Depuis le début des années 2000, la Russie a bâti son rôle mondial sur une combinaison d’influence héritée et d’intégration économique, ponctuée parfois d’une diplomatie opportuniste. Au fil du temps, cela a créé l’impression d’une présence mondiale durable. À tel point que, lorsque les relations se sont détériorées, les critiques ont évoqué les « tentacules » russes omniprésents.

En réalité, nombre de ces positions reposaient davantage sur des circonstances favorables que sur une solidité structurelle. Dès lors que Moscou s’est focalisé sur l’Ukraine, ces vulnérabilités ont été mises en lumière.

La fin des hostilités ne garantira pas la stabilité.

Le monde est entré dans une phase prolongée de redistribution compétitive. Aucune victoire décisive n’est probable. Il y aura plutôt des chocs répétés et des épreuves d’endurance.

Dans ce marathon, la Russie possède des atouts. Ses ressources et son expérience de la gestion de la pression lui confèrent une résilience exceptionnelle.

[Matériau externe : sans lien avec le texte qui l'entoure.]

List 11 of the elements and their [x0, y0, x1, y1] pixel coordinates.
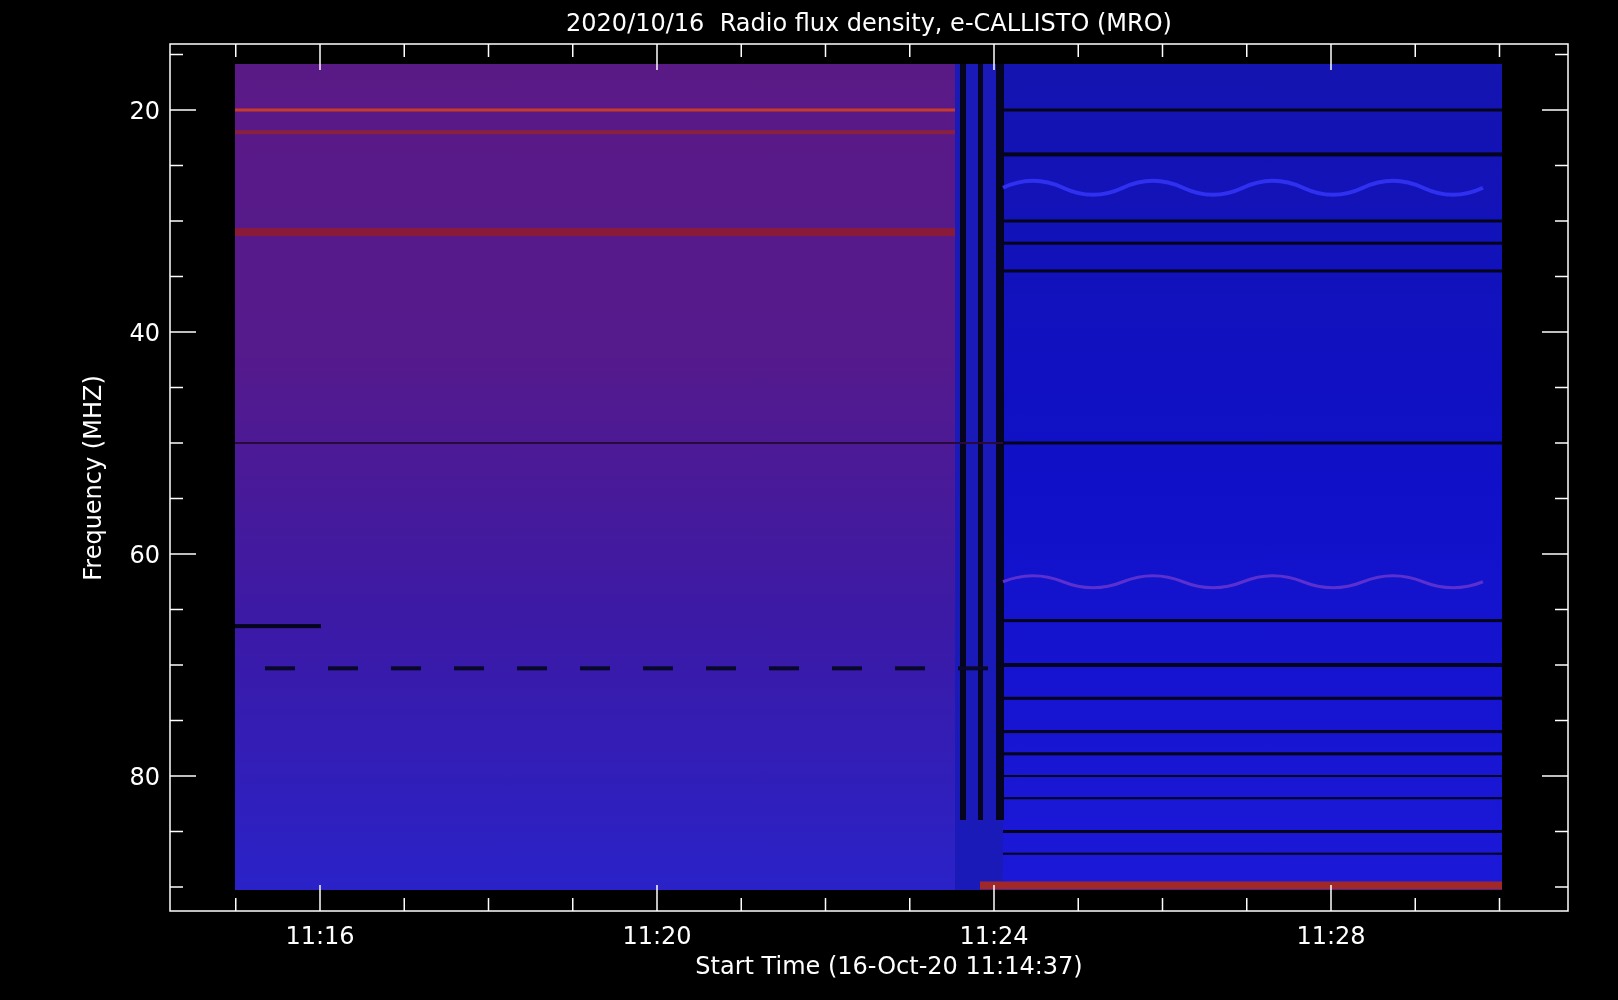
axis-label: Start Time (16-Oct-20 11:14:37) [695, 952, 1083, 980]
tick-label: 11:20 [622, 922, 692, 950]
tick-label: 40 [129, 319, 160, 347]
tick-label: 60 [129, 541, 160, 569]
tick-label: 11:28 [1296, 922, 1366, 950]
axis-label: Frequency (MHZ) [79, 375, 107, 581]
tick-label: 11:16 [285, 922, 355, 950]
tick-label: 20 [129, 97, 160, 125]
chart-title: 2020/10/16 Radio flux density, e-CALLISTO (MRO) [566, 9, 1172, 37]
tick-label: 11:24 [959, 922, 1029, 950]
tick-label: 80 [129, 763, 160, 791]
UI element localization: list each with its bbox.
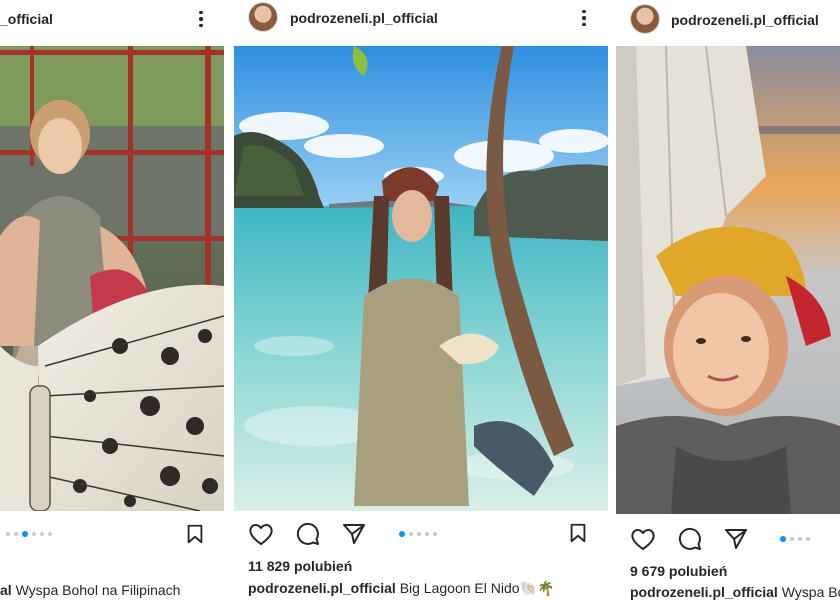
likes-count[interactable]: 9 679 polubień bbox=[630, 563, 727, 579]
caption-username[interactable]: podrozeneli.pl_official bbox=[248, 580, 396, 596]
more-options-icon[interactable] bbox=[191, 9, 211, 29]
caption-username[interactable]: podrozeneli.pl_official bbox=[630, 584, 778, 600]
avatar[interactable] bbox=[248, 2, 278, 32]
post-caption: podrozeneli.pl_official Wyspa Bo bbox=[630, 584, 840, 600]
more-options-icon[interactable] bbox=[574, 8, 594, 28]
post-card-3: podrozeneli.pl_official 9 679 polubień p… bbox=[614, 0, 840, 600]
like-button[interactable] bbox=[630, 527, 656, 551]
share-button[interactable] bbox=[342, 522, 366, 546]
likes-count[interactable]: 11 829 polubień bbox=[248, 558, 352, 574]
comment-icon bbox=[296, 522, 319, 545]
post-header: podrozeneli.pl_official bbox=[232, 0, 610, 40]
action-bar bbox=[248, 522, 366, 546]
carousel-indicator bbox=[6, 531, 52, 537]
post-card-1: _official al Wyspa Bohol na Filipinach bbox=[0, 0, 228, 600]
save-button[interactable] bbox=[184, 523, 206, 545]
post-username[interactable]: podrozeneli.pl_official bbox=[671, 12, 819, 28]
share-button[interactable] bbox=[724, 527, 748, 551]
post-photo[interactable] bbox=[0, 46, 224, 511]
post-header: _official bbox=[0, 0, 228, 40]
caption-text: Big Lagoon El Nido🐚🌴 bbox=[399, 580, 555, 596]
post-photo[interactable] bbox=[616, 46, 840, 514]
bookmark-icon bbox=[570, 523, 586, 543]
sunset-selfie-photo bbox=[616, 46, 840, 514]
post-header: podrozeneli.pl_official bbox=[614, 0, 840, 40]
post-username[interactable]: _official bbox=[0, 11, 53, 27]
carousel-indicator bbox=[399, 531, 437, 537]
post-photo[interactable] bbox=[234, 46, 608, 511]
comment-button[interactable] bbox=[678, 527, 702, 551]
like-button[interactable] bbox=[248, 522, 274, 546]
butterfly-farm-photo bbox=[0, 46, 224, 511]
post-caption: podrozeneli.pl_official Big Lagoon El Ni… bbox=[248, 580, 554, 597]
carousel-indicator bbox=[780, 536, 810, 542]
send-icon bbox=[343, 524, 365, 544]
post-username[interactable]: podrozeneli.pl_official bbox=[290, 10, 438, 26]
avatar[interactable] bbox=[630, 4, 660, 34]
heart-icon bbox=[631, 529, 655, 550]
send-icon bbox=[725, 529, 747, 549]
post-card-2: podrozeneli.pl_official 11 829 polubień … bbox=[232, 0, 610, 600]
post-caption: al Wyspa Bohol na Filipinach bbox=[0, 582, 180, 598]
action-bar bbox=[630, 527, 748, 551]
bookmark-icon bbox=[187, 524, 203, 544]
comment-icon bbox=[678, 527, 701, 550]
lagoon-photo bbox=[234, 46, 608, 511]
save-button[interactable] bbox=[567, 522, 589, 544]
caption-text: Wyspa Bo bbox=[781, 584, 840, 600]
caption-username[interactable]: al bbox=[0, 582, 12, 598]
heart-icon bbox=[249, 524, 273, 545]
comment-button[interactable] bbox=[296, 522, 320, 546]
caption-text: Wyspa Bohol na Filipinach bbox=[15, 582, 181, 598]
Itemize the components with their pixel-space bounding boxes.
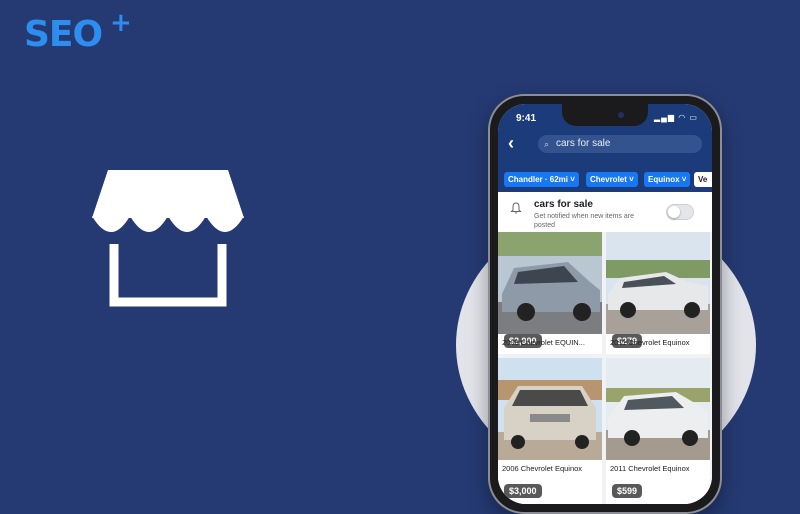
listing-title: 2011 Chevrolet Equinox (610, 464, 690, 473)
listing-card[interactable]: $279 2011 Chevrolet Equinox (606, 232, 710, 354)
car-photo (498, 232, 602, 334)
notification-toggle[interactable] (666, 204, 694, 220)
filter-chip-more[interactable]: Ve (694, 172, 712, 187)
filter-chip-label: Ve (698, 175, 708, 184)
logo-text: SEO (24, 14, 103, 55)
seo-plus-logo: SEO + (24, 8, 132, 55)
filter-chip-model[interactable]: Equinox ˅ (644, 172, 691, 187)
listing-price: $599 (612, 484, 643, 498)
phone-screen: 9:41 ▂▄▆ ◠ ▭ ‹ ⌕ cars for sale Chandler … (498, 104, 712, 504)
listing-title: 2006 Chevrolet Equinox (502, 464, 583, 473)
status-icons: ▂▄▆ ◠ ▭ (654, 113, 698, 122)
phone-notch (562, 104, 648, 126)
chevron-down-icon: ˅ (681, 175, 687, 184)
phone-mockup: 9:41 ▂▄▆ ◠ ▭ ‹ ⌕ cars for sale Chandler … (488, 94, 722, 514)
status-time: 9:41 (516, 113, 537, 124)
search-query: cars for sale (556, 138, 611, 149)
filter-bar: Chandler · 62mi ˅ Chevrolet ˅ Equinox ˅ … (498, 166, 712, 192)
chevron-down-icon: ˅ (570, 175, 575, 184)
car-photo (498, 358, 602, 460)
car-photo (606, 232, 710, 334)
chevron-down-icon: ˅ (629, 175, 634, 184)
filter-chip-location[interactable]: Chandler · 62mi ˅ (504, 172, 579, 187)
notification-title: cars for sale (534, 199, 593, 210)
logo-plus: + (110, 8, 132, 38)
search-icon: ⌕ (544, 139, 550, 149)
filter-chip-label: Equinox (648, 175, 680, 184)
listing-grid: $2,900 2006 Chevrolet EQUIN... $279 2011… (498, 232, 712, 504)
notification-subtitle: Get notified when new items are posted (534, 213, 634, 229)
listing-card[interactable]: $3,000 2006 Chevrolet Equinox (498, 358, 602, 504)
listing-card[interactable]: $599 2011 Chevrolet Equinox (606, 358, 710, 504)
car-photo (606, 358, 710, 460)
saved-search-notification: cars for sale Get notified when new item… (498, 192, 712, 232)
filter-chip-label: Chevrolet (590, 175, 627, 184)
bell-icon (510, 202, 522, 214)
listing-title: 2006 Chevrolet EQUIN... (502, 338, 585, 347)
chevron-left-icon[interactable]: ‹ (508, 134, 514, 152)
filter-chip-make[interactable]: Chevrolet ˅ (586, 172, 638, 187)
listing-price: $3,000 (504, 484, 542, 498)
listing-card[interactable]: $2,900 2006 Chevrolet EQUIN... (498, 232, 602, 354)
marketplace-store-icon (92, 170, 244, 307)
listing-title: 2011 Chevrolet Equinox (610, 338, 690, 347)
search-input[interactable]: ⌕ cars for sale (538, 135, 702, 153)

Alors que les États du monde entier aspirent à une plus grande autonomie, l’autosuffisance relative de la Russie devient un avantage.

Surtout, Moscou a peu d’alliances contraignantes à perdre. Même le Bélarus cherche à diversifier ses relations. Cette flexibilité permet à la Russie d’adopter une approche pragmatique envers les pays désireux d’élargir leurs options, d’autant plus que les pressions américaines suscitent un ressentiment latent chez ses partenaires.

Le défi à relever est celui de la cohérence interne : harmoniser l’expérience militaire, l’adaptation économique, le sens politique et les capacités de l’État au sein d’une stratégie unifiée. Le facteur décisif ne sera pas l’idéologie, mais la qualité de la gouvernance et la capacité à répondre intelligemment aux nouveaux défis.

Les anciennes règles ont disparu. Chacun prépare désormais ses propres cocktails et la saison de la chasse est ouverte.